Avustralya'nın Queensland eyaletindeki Mount Elliot bölgesinde bir arkadaşını ziyaret ederken, susuzluğunu gidermek amacıyla arkadaşının evinden bir yudum kaynak suyu içmeye karar verdi. Ancak bu basit eylem, Capper'ın hayatını kabusa dönüştüren bir dizi trajik olaya yol açtı.
Filtrelenmemiş suyu içtikten sonra Capper’ın vücudu hızla çökmeye başladı. Akciğerlerinde ölümcül hasarlar meydana geldi ve eklemleri septik artrit nedeniyle ciddi şekilde zarar gördü. Şu anda Capper, yavaş yavaş ölümle yüzleşiyor.
Capper, hasta babasına bakmak amacıyla Home Hill kasabasına taşınmıştı. Ancak, ani sağlık sorunları yaşamaya başlaması üzerine sürekli olarak doktordan doktora gitmek zorunda kaldı. Başlangıçta doktorlar, hastalığının nedenini belirlemekte zorluk çekti.

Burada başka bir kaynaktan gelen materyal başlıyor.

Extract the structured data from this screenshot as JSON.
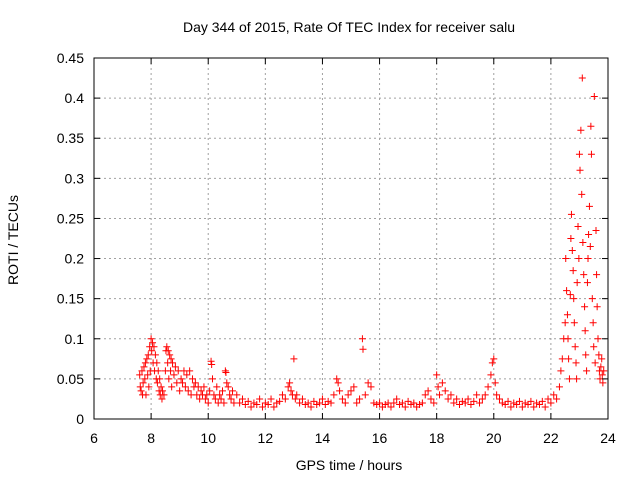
{
  "chart_data": {
    "type": "scatter",
    "title": "Day 344 of 2015, Rate Of TEC Index for receiver salu",
    "xlabel": "GPS time / hours",
    "ylabel": "ROTI / TECUs",
    "xlim": [
      6,
      24
    ],
    "ylim": [
      0,
      0.45
    ],
    "x_ticks": [
      6,
      8,
      10,
      12,
      14,
      16,
      18,
      20,
      22,
      24
    ],
    "y_ticks": [
      0,
      0.05,
      0.1,
      0.15,
      0.2,
      0.25,
      0.3,
      0.35,
      0.4,
      0.45
    ],
    "x_tick_labels": [
      "6",
      "8",
      "10",
      "12",
      "14",
      "16",
      "18",
      "20",
      "22",
      "24"
    ],
    "y_tick_labels": [
      "0",
      "0.05",
      "0.1",
      "0.15",
      "0.2",
      "0.25",
      "0.3",
      "0.35",
      "0.4",
      "0.45"
    ],
    "grid": true,
    "legend": "none",
    "marker": "+",
    "color": "#ff0000",
    "series": [
      {
        "points": [
          [
            7.6,
            0.055
          ],
          [
            7.62,
            0.04
          ],
          [
            7.65,
            0.035
          ],
          [
            7.68,
            0.06
          ],
          [
            7.7,
            0.03
          ],
          [
            7.72,
            0.045
          ],
          [
            7.75,
            0.065
          ],
          [
            7.78,
            0.05
          ],
          [
            7.8,
            0.07
          ],
          [
            7.82,
            0.03
          ],
          [
            7.85,
            0.075
          ],
          [
            7.88,
            0.055
          ],
          [
            7.9,
            0.08
          ],
          [
            7.92,
            0.04
          ],
          [
            7.95,
            0.09
          ],
          [
            7.97,
            0.06
          ],
          [
            8.0,
            0.1
          ],
          [
            8.02,
            0.085
          ],
          [
            8.05,
            0.095
          ],
          [
            8.07,
            0.07
          ],
          [
            8.1,
            0.09
          ],
          [
            8.12,
            0.06
          ],
          [
            8.15,
            0.08
          ],
          [
            8.18,
            0.05
          ],
          [
            8.2,
            0.07
          ],
          [
            8.22,
            0.045
          ],
          [
            8.25,
            0.06
          ],
          [
            8.28,
            0.035
          ],
          [
            8.3,
            0.05
          ],
          [
            8.32,
            0.03
          ],
          [
            8.35,
            0.04
          ],
          [
            8.38,
            0.025
          ],
          [
            8.4,
            0.035
          ],
          [
            8.45,
            0.03
          ],
          [
            8.5,
            0.06
          ],
          [
            8.52,
            0.085
          ],
          [
            8.55,
            0.09
          ],
          [
            8.58,
            0.07
          ],
          [
            8.6,
            0.085
          ],
          [
            8.62,
            0.05
          ],
          [
            8.65,
            0.08
          ],
          [
            8.68,
            0.06
          ],
          [
            8.7,
            0.075
          ],
          [
            8.72,
            0.04
          ],
          [
            8.75,
            0.07
          ],
          [
            8.8,
            0.055
          ],
          [
            8.85,
            0.065
          ],
          [
            8.9,
            0.045
          ],
          [
            8.95,
            0.06
          ],
          [
            9.0,
            0.035
          ],
          [
            9.05,
            0.05
          ],
          [
            9.1,
            0.045
          ],
          [
            9.15,
            0.06
          ],
          [
            9.2,
            0.04
          ],
          [
            9.25,
            0.055
          ],
          [
            9.3,
            0.035
          ],
          [
            9.35,
            0.06
          ],
          [
            9.4,
            0.03
          ],
          [
            9.45,
            0.05
          ],
          [
            9.5,
            0.04
          ],
          [
            9.55,
            0.045
          ],
          [
            9.6,
            0.03
          ],
          [
            9.65,
            0.04
          ],
          [
            9.7,
            0.025
          ],
          [
            9.75,
            0.035
          ],
          [
            9.8,
            0.03
          ],
          [
            9.85,
            0.04
          ],
          [
            9.9,
            0.025
          ],
          [
            9.95,
            0.03
          ],
          [
            10.0,
            0.02
          ],
          [
            10.05,
            0.035
          ],
          [
            10.1,
            0.072
          ],
          [
            10.12,
            0.068
          ],
          [
            10.15,
            0.05
          ],
          [
            10.2,
            0.03
          ],
          [
            10.25,
            0.025
          ],
          [
            10.3,
            0.04
          ],
          [
            10.35,
            0.02
          ],
          [
            10.4,
            0.03
          ],
          [
            10.45,
            0.025
          ],
          [
            10.5,
            0.035
          ],
          [
            10.55,
            0.02
          ],
          [
            10.6,
            0.06
          ],
          [
            10.62,
            0.058
          ],
          [
            10.65,
            0.045
          ],
          [
            10.7,
            0.04
          ],
          [
            10.75,
            0.03
          ],
          [
            10.8,
            0.025
          ],
          [
            10.85,
            0.035
          ],
          [
            10.9,
            0.02
          ],
          [
            11.0,
            0.03
          ],
          [
            11.1,
            0.02
          ],
          [
            11.2,
            0.025
          ],
          [
            11.3,
            0.018
          ],
          [
            11.4,
            0.022
          ],
          [
            11.5,
            0.015
          ],
          [
            11.6,
            0.02
          ],
          [
            11.7,
            0.018
          ],
          [
            11.8,
            0.025
          ],
          [
            11.9,
            0.015
          ],
          [
            12.0,
            0.02
          ],
          [
            12.1,
            0.018
          ],
          [
            12.2,
            0.025
          ],
          [
            12.3,
            0.015
          ],
          [
            12.4,
            0.02
          ],
          [
            12.5,
            0.022
          ],
          [
            12.6,
            0.03
          ],
          [
            12.7,
            0.025
          ],
          [
            12.8,
            0.04
          ],
          [
            12.85,
            0.045
          ],
          [
            12.9,
            0.035
          ],
          [
            12.95,
            0.03
          ],
          [
            13.0,
            0.075
          ],
          [
            13.05,
            0.025
          ],
          [
            13.1,
            0.03
          ],
          [
            13.2,
            0.02
          ],
          [
            13.3,
            0.025
          ],
          [
            13.4,
            0.018
          ],
          [
            13.5,
            0.02
          ],
          [
            13.6,
            0.015
          ],
          [
            13.7,
            0.022
          ],
          [
            13.8,
            0.018
          ],
          [
            13.9,
            0.02
          ],
          [
            14.0,
            0.025
          ],
          [
            14.1,
            0.018
          ],
          [
            14.2,
            0.022
          ],
          [
            14.3,
            0.02
          ],
          [
            14.4,
            0.03
          ],
          [
            14.5,
            0.05
          ],
          [
            14.55,
            0.045
          ],
          [
            14.6,
            0.035
          ],
          [
            14.7,
            0.025
          ],
          [
            14.8,
            0.02
          ],
          [
            14.9,
            0.03
          ],
          [
            15.0,
            0.035
          ],
          [
            15.1,
            0.04
          ],
          [
            15.2,
            0.02
          ],
          [
            15.3,
            0.025
          ],
          [
            15.4,
            0.1
          ],
          [
            15.42,
            0.087
          ],
          [
            15.5,
            0.03
          ],
          [
            15.6,
            0.045
          ],
          [
            15.7,
            0.04
          ],
          [
            15.8,
            0.02
          ],
          [
            15.9,
            0.018
          ],
          [
            16.0,
            0.02
          ],
          [
            16.1,
            0.015
          ],
          [
            16.2,
            0.018
          ],
          [
            16.3,
            0.02
          ],
          [
            16.4,
            0.015
          ],
          [
            16.5,
            0.02
          ],
          [
            16.6,
            0.025
          ],
          [
            16.7,
            0.018
          ],
          [
            16.8,
            0.02
          ],
          [
            16.9,
            0.015
          ],
          [
            17.0,
            0.022
          ],
          [
            17.1,
            0.018
          ],
          [
            17.2,
            0.02
          ],
          [
            17.3,
            0.015
          ],
          [
            17.4,
            0.018
          ],
          [
            17.5,
            0.02
          ],
          [
            17.6,
            0.03
          ],
          [
            17.7,
            0.035
          ],
          [
            17.8,
            0.025
          ],
          [
            17.9,
            0.02
          ],
          [
            18.0,
            0.055
          ],
          [
            18.05,
            0.04
          ],
          [
            18.1,
            0.03
          ],
          [
            18.2,
            0.045
          ],
          [
            18.3,
            0.035
          ],
          [
            18.4,
            0.025
          ],
          [
            18.5,
            0.03
          ],
          [
            18.6,
            0.02
          ],
          [
            18.7,
            0.025
          ],
          [
            18.8,
            0.018
          ],
          [
            18.9,
            0.022
          ],
          [
            19.0,
            0.02
          ],
          [
            19.1,
            0.025
          ],
          [
            19.2,
            0.018
          ],
          [
            19.3,
            0.022
          ],
          [
            19.4,
            0.03
          ],
          [
            19.5,
            0.02
          ],
          [
            19.6,
            0.025
          ],
          [
            19.7,
            0.03
          ],
          [
            19.8,
            0.04
          ],
          [
            19.9,
            0.055
          ],
          [
            19.95,
            0.07
          ],
          [
            20.0,
            0.075
          ],
          [
            20.05,
            0.045
          ],
          [
            20.1,
            0.03
          ],
          [
            20.2,
            0.025
          ],
          [
            20.3,
            0.02
          ],
          [
            20.4,
            0.018
          ],
          [
            20.5,
            0.022
          ],
          [
            20.6,
            0.015
          ],
          [
            20.7,
            0.02
          ],
          [
            20.8,
            0.018
          ],
          [
            20.9,
            0.022
          ],
          [
            21.0,
            0.015
          ],
          [
            21.1,
            0.02
          ],
          [
            21.2,
            0.018
          ],
          [
            21.3,
            0.022
          ],
          [
            21.4,
            0.015
          ],
          [
            21.5,
            0.02
          ],
          [
            21.6,
            0.018
          ],
          [
            21.7,
            0.022
          ],
          [
            21.8,
            0.015
          ],
          [
            21.9,
            0.025
          ],
          [
            22.0,
            0.02
          ],
          [
            22.1,
            0.03
          ],
          [
            22.2,
            0.025
          ],
          [
            22.3,
            0.04
          ],
          [
            22.35,
            0.06
          ],
          [
            22.4,
            0.075
          ],
          [
            22.45,
            0.1
          ],
          [
            22.5,
            0.12
          ],
          [
            22.52,
            0.2
          ],
          [
            22.55,
            0.16
          ],
          [
            22.58,
            0.13
          ],
          [
            22.6,
            0.1
          ],
          [
            22.62,
            0.075
          ],
          [
            22.65,
            0.05
          ],
          [
            22.68,
            0.155
          ],
          [
            22.7,
            0.225
          ],
          [
            22.72,
            0.255
          ],
          [
            22.75,
            0.21
          ],
          [
            22.78,
            0.185
          ],
          [
            22.8,
            0.15
          ],
          [
            22.82,
            0.12
          ],
          [
            22.85,
            0.09
          ],
          [
            22.88,
            0.07
          ],
          [
            22.9,
            0.05
          ],
          [
            22.92,
            0.17
          ],
          [
            22.95,
            0.24
          ],
          [
            22.98,
            0.2
          ],
          [
            23.0,
            0.33
          ],
          [
            23.02,
            0.31
          ],
          [
            23.05,
            0.36
          ],
          [
            23.08,
            0.28
          ],
          [
            23.1,
            0.425
          ],
          [
            23.12,
            0.22
          ],
          [
            23.15,
            0.18
          ],
          [
            23.18,
            0.14
          ],
          [
            23.2,
            0.11
          ],
          [
            23.22,
            0.08
          ],
          [
            23.25,
            0.06
          ],
          [
            23.28,
            0.17
          ],
          [
            23.3,
            0.2
          ],
          [
            23.32,
            0.23
          ],
          [
            23.35,
            0.265
          ],
          [
            23.38,
            0.215
          ],
          [
            23.4,
            0.365
          ],
          [
            23.42,
            0.33
          ],
          [
            23.45,
            0.15
          ],
          [
            23.48,
            0.12
          ],
          [
            23.5,
            0.09
          ],
          [
            23.52,
            0.402
          ],
          [
            23.55,
            0.07
          ],
          [
            23.58,
            0.235
          ],
          [
            23.6,
            0.18
          ],
          [
            23.62,
            0.14
          ],
          [
            23.65,
            0.1
          ],
          [
            23.68,
            0.08
          ],
          [
            23.7,
            0.06
          ],
          [
            23.72,
            0.05
          ],
          [
            23.75,
            0.065
          ],
          [
            23.78,
            0.075
          ],
          [
            23.8,
            0.055
          ],
          [
            23.82,
            0.045
          ],
          [
            23.85,
            0.06
          ]
        ]
      }
    ]
  }
}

Ancak yapılan röntgenler, Capper'ın akciğerlerinde bir delik olduğunu ortaya koydu. Bu durumdan itibaren hastalığın etkileri hızla yayıldı ve sadece altı hafta içinde, akciğerlerinin üçte birinin yok olmasına neden oldu.
Hastalık sadece akciğerlerle sınırlı kalmadı; dirseklerine de yayıldı ve ciddi bir eklem enfeksiyonu olan septik artrite yol açtı. Enfeksiyon zamanla kötüleşti ve kan dolaşımına yayıldı. Sol kalçası, bel omurgası ve deri altı nodüllerine kadar ilerleyen bu durum, Capper’ı büyük ölçüde etkiledi. Enfeksiyonun her geçen gün daha fazla hasar bırakması sonucu, doktorlar, Capper’ın yaşadığı acının su ve toprakta bulunabilen nontüberküloz mikobakterilerden kaynaklanan bir akciğer hastalığı olduğunu teşhis etti.
Nontüberküloz mikobakteri enfeksiyonu, özellikle bağışıklık sistemi zayıf olan bireylerde ciddi sağlık sorunlarına yol açabiliyor. ABD merkezli Cleveland Clinic’e göre, bu bakterilerin neden olduğu enfeksiyonların belirtileri arasında ateş, yorgunluk, kilo kaybı ve şişmiş lenf düğümleri yer alıyor. Capper’ın yaşadığı sağlık sorunları ise bu belirtilerden çok daha ağır bir seyir izleyerek, onu ölümcül bir duruma soktu.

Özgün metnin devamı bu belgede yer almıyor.